Subject: Re: compartmentalization of kernel memory
To: None <>
From: Matthew Mondor <>
List: tech-kern
Date: 04/08/2003 13:26:02
Hmm since kernel space runs under the same MMU context I also see that
self-memory protection can become tricky... There is a system which I
used when writing Xisop (a microkernel which does not support MMU and
can run on a plain motorola 68000) which allowed to perform some basic
sanity checking on key system structures which are generally referenced
by address/pointer...

It uses a magic "cookie" which each special system structures which can
be accessed using pointers have. This only consists of a unique number
which is initialized when such an object is created/allocated, and set
to zero when it is destroyed/freed. This allowed some critical code sections
(i.e. message queuing to a port by port address and message address) to
first verify if the pointer is non-null (it also would be possible to
perform boundary checking there), and then make sure that the cookie
corresponds to the expected value.

Another aspect was that for instance the system had to never attempt to
reply to a message via a message port which may not belong to the expected
task (as the task may have died and it's memory recycled to allocate another
task, same for ports)... Then for instance each task has a unique identifyer
which is only generated by bumping a global counter and assigning it's
new value to the object in question, making sure to prevent race conditions,
and it allows to first verify port address validity using the previously
mentionned technique, and then make sure that the port taskid corresponds
to the unique task id... and then only attempt to queue the message.

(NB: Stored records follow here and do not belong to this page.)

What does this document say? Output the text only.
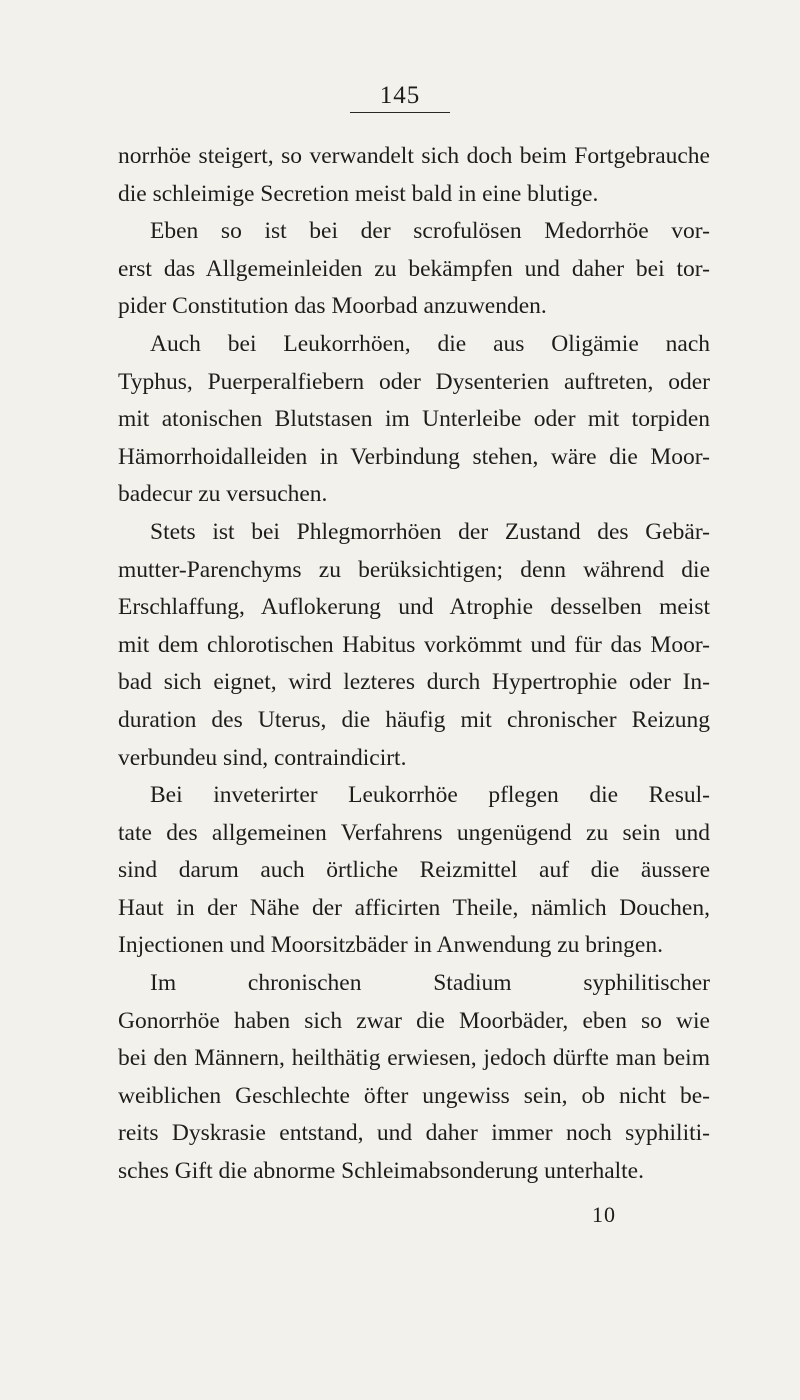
145
norrhöe steigert, so verwandelt sich doch beim Fortgebrauche
die schleimige Secretion meist bald in eine blutige.
Eben so ist bei der scrofulösen Medorrhöe vor-
erst das Allgemeinleiden zu bekämpfen und daher bei tor-
pider Constitution das Moorbad anzuwenden.
Auch bei Leukorrhöen, die aus Oligämie nach
Typhus, Puerperalfiebern oder Dysenterien auftreten, oder
mit atonischen Blutstasen im Unterleibe oder mit torpiden
Hämorrhoidalleiden in Verbindung stehen, wäre die Moor-
badecur zu versuchen.
Stets ist bei Phlegmorrhöen der Zustand des Gebär-
mutter-Parenchyms zu berüksichtigen; denn während die
Erschlaffung, Auflokerung und Atrophie desselben meist
mit dem chlorotischen Habitus vorkömmt und für das Moor-
bad sich eignet, wird lezteres durch Hypertrophie oder In-
duration des Uterus, die häufig mit chronischer Reizung
verbundeu sind, contraindicirt.
Bei inveterirter Leukorrhöe pflegen die Resul-
tate des allgemeinen Verfahrens ungenügend zu sein und
sind darum auch örtliche Reizmittel auf die äussere
Haut in der Nähe der afficirten Theile, nämlich Douchen,
Injectionen und Moorsitzbäder in Anwendung zu bringen.
Im chronischen Stadium syphilitischer
Gonorrhöe haben sich zwar die Moorbäder, eben so wie
bei den Männern, heilthätig erwiesen, jedoch dürfte man beim
weiblichen Geschlechte öfter ungewiss sein, ob nicht be-
reits Dyskrasie entstand, und daher immer noch syphiliti-
sches Gift die abnorme Schleimabsonderung unterhalte.
10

Using such simple methods did not significantly slow down the code, neither
did it make it grow too much, and it works within the same MMU context...
When an object validity is questionned a debugging message can be output
without the operation actually being performed thus reducing memory corruption

I'm not sure if this consists of what is needed, but I thought it would be
worth describing the idea... So to use those an headerfile was created with
various macros and unique cookie definitions to validate/unvalidate objects,
associate an object to another and verify object association integrity,
as simple as that... Not that it can fix everything, but it helped to make
more stable a kernel which was inherently missing hardware assisted protection.